I'll show in this post, that we can have a nice simple[^1] key-value store using `sqlite3`. This gives us the benefit that we don't need to use system resources to run a daemon the entire time and only spin up a process when we need it.
For our key-value store, we're going to use a table with two columns:
- A key, which we'll call `name`. This will be a unique `TEXT` type that has to be set.
- The value, which we'll call `value` (Creative, I know.) For our purposes, this will also be a `TEXT` type.
The SQL to create this table is[^2]
```sql
CREATE TABLE config(
name TEXT PRIMARY KEY,
value TEXT
);
```
Let's say we want to get the value of the key `author`. This is a `SELECT` statement away:
```sql
SELECT value FROM config where name='author';
```
Now let's say that we want to insert a new key into the table.
```sql
INSERT INTO config(name, value) VALUES ('a', '1');
```
What about updating?
```sql
UPDATE config SET value='2' WHERE name='a';
```
The tricky part is if we want to insert if the key does not exist, and update if it does.
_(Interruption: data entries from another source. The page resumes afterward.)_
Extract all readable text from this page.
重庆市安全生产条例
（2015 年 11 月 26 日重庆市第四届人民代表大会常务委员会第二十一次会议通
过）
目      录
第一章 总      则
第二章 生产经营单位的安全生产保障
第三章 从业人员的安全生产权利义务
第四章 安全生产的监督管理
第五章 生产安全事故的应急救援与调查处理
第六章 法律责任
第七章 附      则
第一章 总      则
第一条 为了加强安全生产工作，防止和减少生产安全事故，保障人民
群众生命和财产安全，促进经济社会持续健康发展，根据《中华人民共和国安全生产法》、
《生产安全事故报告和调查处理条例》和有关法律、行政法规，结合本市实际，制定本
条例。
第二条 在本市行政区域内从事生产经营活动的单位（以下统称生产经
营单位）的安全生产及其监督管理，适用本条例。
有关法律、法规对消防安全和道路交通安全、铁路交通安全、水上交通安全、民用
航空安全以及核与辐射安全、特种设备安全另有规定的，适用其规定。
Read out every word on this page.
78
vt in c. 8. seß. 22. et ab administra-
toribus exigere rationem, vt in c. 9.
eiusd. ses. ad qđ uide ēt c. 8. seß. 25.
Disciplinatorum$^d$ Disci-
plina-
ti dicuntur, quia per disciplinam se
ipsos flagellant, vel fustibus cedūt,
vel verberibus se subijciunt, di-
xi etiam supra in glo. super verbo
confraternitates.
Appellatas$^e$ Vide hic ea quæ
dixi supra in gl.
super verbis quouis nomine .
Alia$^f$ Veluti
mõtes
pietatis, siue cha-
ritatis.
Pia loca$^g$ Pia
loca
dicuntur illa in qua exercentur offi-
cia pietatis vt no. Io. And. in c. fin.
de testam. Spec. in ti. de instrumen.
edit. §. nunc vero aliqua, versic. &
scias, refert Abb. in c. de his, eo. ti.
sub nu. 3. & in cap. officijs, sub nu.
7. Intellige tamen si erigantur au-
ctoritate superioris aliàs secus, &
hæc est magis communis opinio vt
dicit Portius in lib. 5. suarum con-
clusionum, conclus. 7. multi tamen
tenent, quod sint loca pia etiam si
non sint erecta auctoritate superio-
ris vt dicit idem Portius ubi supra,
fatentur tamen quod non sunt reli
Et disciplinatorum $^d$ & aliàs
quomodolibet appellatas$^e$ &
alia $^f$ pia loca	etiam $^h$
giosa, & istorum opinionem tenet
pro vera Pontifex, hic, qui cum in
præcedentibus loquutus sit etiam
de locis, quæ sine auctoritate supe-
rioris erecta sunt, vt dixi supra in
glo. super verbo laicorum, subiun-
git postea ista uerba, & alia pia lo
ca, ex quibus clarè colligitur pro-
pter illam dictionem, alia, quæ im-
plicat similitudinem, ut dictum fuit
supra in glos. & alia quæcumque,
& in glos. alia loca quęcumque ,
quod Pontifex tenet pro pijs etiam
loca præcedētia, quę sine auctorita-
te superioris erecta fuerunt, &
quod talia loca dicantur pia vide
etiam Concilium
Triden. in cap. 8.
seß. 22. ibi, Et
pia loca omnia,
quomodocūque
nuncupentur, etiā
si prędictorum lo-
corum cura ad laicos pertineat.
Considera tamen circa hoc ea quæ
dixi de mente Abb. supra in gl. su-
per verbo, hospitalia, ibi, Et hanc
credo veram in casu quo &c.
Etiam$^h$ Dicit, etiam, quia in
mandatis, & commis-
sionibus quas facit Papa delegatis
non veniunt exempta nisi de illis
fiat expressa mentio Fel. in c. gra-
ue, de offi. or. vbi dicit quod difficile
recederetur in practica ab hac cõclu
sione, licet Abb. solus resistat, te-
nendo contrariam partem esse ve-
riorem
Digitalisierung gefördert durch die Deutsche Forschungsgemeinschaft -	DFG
To handle this we'll need to resolve the [conflict](https://www.sqlite.org/lang_conflict.html).
```sql
INSERT INTO config(name, value) VALUES ('a', '3') ON CONFLICT(name) DO UPDATE SET value=excluded.value;
```
Lastly if you want to export the entire key-value store as a CSV:
```bash
sqlite3 -header -csv data.db "SELECT * FROM config;"
```
This is nice and all, but it's inconvinient to type out all these SQL commands. Therefore, I wrote two little bash scripts.
**`sqlite3_getkv`**
```bash
#!/bin/sh
set -o errexit
set -o nounset
set -o pipefail
show_usage() {
echo "Usage: sqlite3_getkv [db_file] [key]"
exit 1
}
# Check argument count
if [ "$#" -ne 2 ]; then
show_usage
fi
# Initalize database file is not already
sqlite3 "$1" "CREATE TABLE IF NOT EXISTS config(name TEXT NOT NULL UNIQUE, value TEXT);"
# Get value from key
sqlite3 "$1" "SELECT value FROM CONFIG where name='$2';"
```
**`ssqlite3_setkv`**
```bash
#!/bin/sh
set -o errexit
set -o nounset
set -o pipefail
show_usage() {
echo "Usage: sqlite3_setkv [db_file] [key] [value]"
exit 1
}
# Check argument count
if [ "$#" -ne 3 ]; then
show_usage
fi
# Initalize database file is not already
sqlite3 "$1" "CREATE TABLE IF NOT EXISTS config(name TEXT NOT NULL UNIQUE, value TEXT);"
# Set key-value pair
sqlite3 "$1" "INSERT INTO config(name, value) VALUES ('$2', '$3') ON CONFLICT(name) DO UPDATE SET value=excluded.value;"
```
**Example Usage:**
```
$ ./sqlite3_setkv.sh test.db a 4
$ ./sqlite3_setkv.sh test.db c 5
$ ./sqlite3_getkv.sh test.db a
4
$ ./sqlite3_setkv.sh test.db a 5
$ ./sqlite3_getkv.sh test.db a
5
```
[^1]: Somehow my idea of easier, simpler, and more maintainable is writing bash scripts.
[^2]: Thanks Justin for helping me simplify it from `NOT NULL UNIQUE` to `PRIMARY KEY`.